How to choose the right floor joist for you

The floor joists you will use are going to depend on several factors, including the size of the area you are covering and the weight it will carry. From the descriptions above you might already be able to tell which is best for your needs. However, do keep in mind that, if you are covering an area like a living room that generally holds quite a bit of weight, you will need more support and less spacing between joists, therefore a smaller lumber size can be used (like 2 x 6). On the other hand, if you are covering a deck, the spacing can be larger (not over 24 inches) and the lumber size can go up to 2 x 12. The span distance, which is the length from one end to the other, is also crucial as some lumber sizes will not span as long as you would want. A 2 x 6 joist can usually span 12 inches, but a 2 x 12 can span up to 25 inches.

According to Weekend Builds, you will also need to select a lumber grade. Those go from one to three, with one being the best quality. So, if you are covering a space that will be holding a lot of weight, you're going to want to pick a wood with a lumber grade of one. Lastly, before you buy any kind of joist, be sure to check your building code, specifically the International Residential Code; this will tell you exactly what is allowed in terms of spans for floor joists based on lumber type and spacing. Any other requirements concerning floor joists will also be noted.

Do floor joists need to be repaired or replaced?

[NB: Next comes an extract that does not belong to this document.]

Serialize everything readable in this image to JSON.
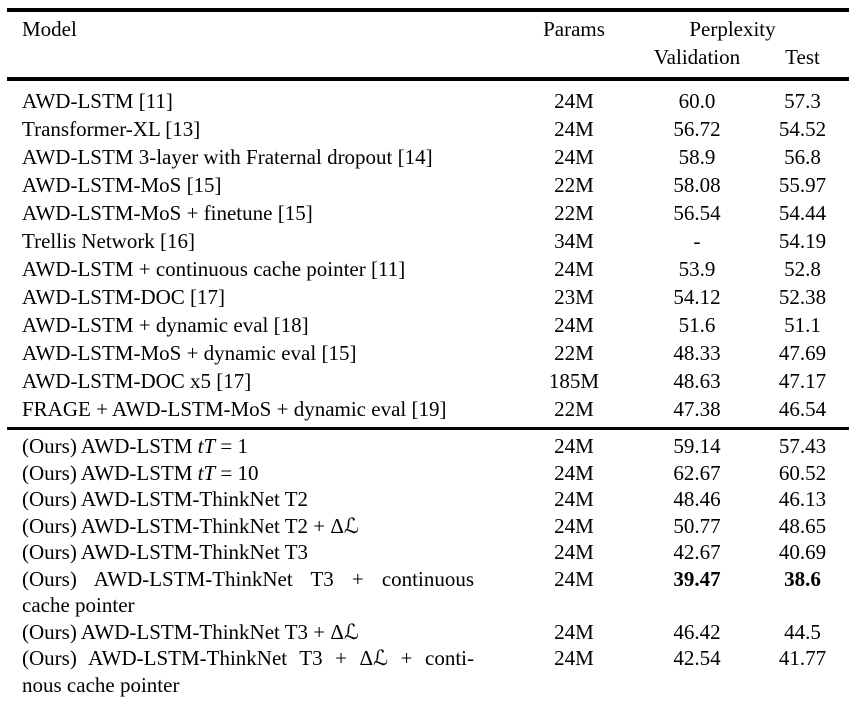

There are three main reasons that your floor joists might need to be repaired or replaced, according to Bay Crawl Space. The first is moisture since, as you may already know, moisture and wood don't make a great combination. If this happens your joists will start to lose strength, which could then cause your floor to collapse. Along those same lines, the second reason is water damage. If your home has plumbing issues, leaks, etc., that can cause the wood of your joists to deteriorate pretty quickly, and you'll have to replace them sooner than normal. And finally, the third reason your joists could fail prematurely is termites. You probably already know this, but termites cause serious damage as they attack wood. Your joists being made out of wood puts them right in harm's way if you were to have a termite infestation.

If you're wondering whether or not your floor joists are damaged, know that the biggest red flag would be moving or sagging floors. If you notice either, there are two ways to go about repairing your joists. You can either install screw jacks to lift and level the flooring or you can sister your joists, which simply means reinforcing all of them with an additional piece of wood. Both of these can cause some damage and can be hard to do so we recommend you hire a professional to do the job. The latter is especially true if the damage is too big and you need to replace your joists fully.

Sistering joists can cost anywhere from $100 to $300, whereas replacing them will cost a total of $6,000 and can go all the way up to over $20,000, according to Forbes. Pricing depends on the size of the surface that needs replacing and if they all need to be fully replaced or not.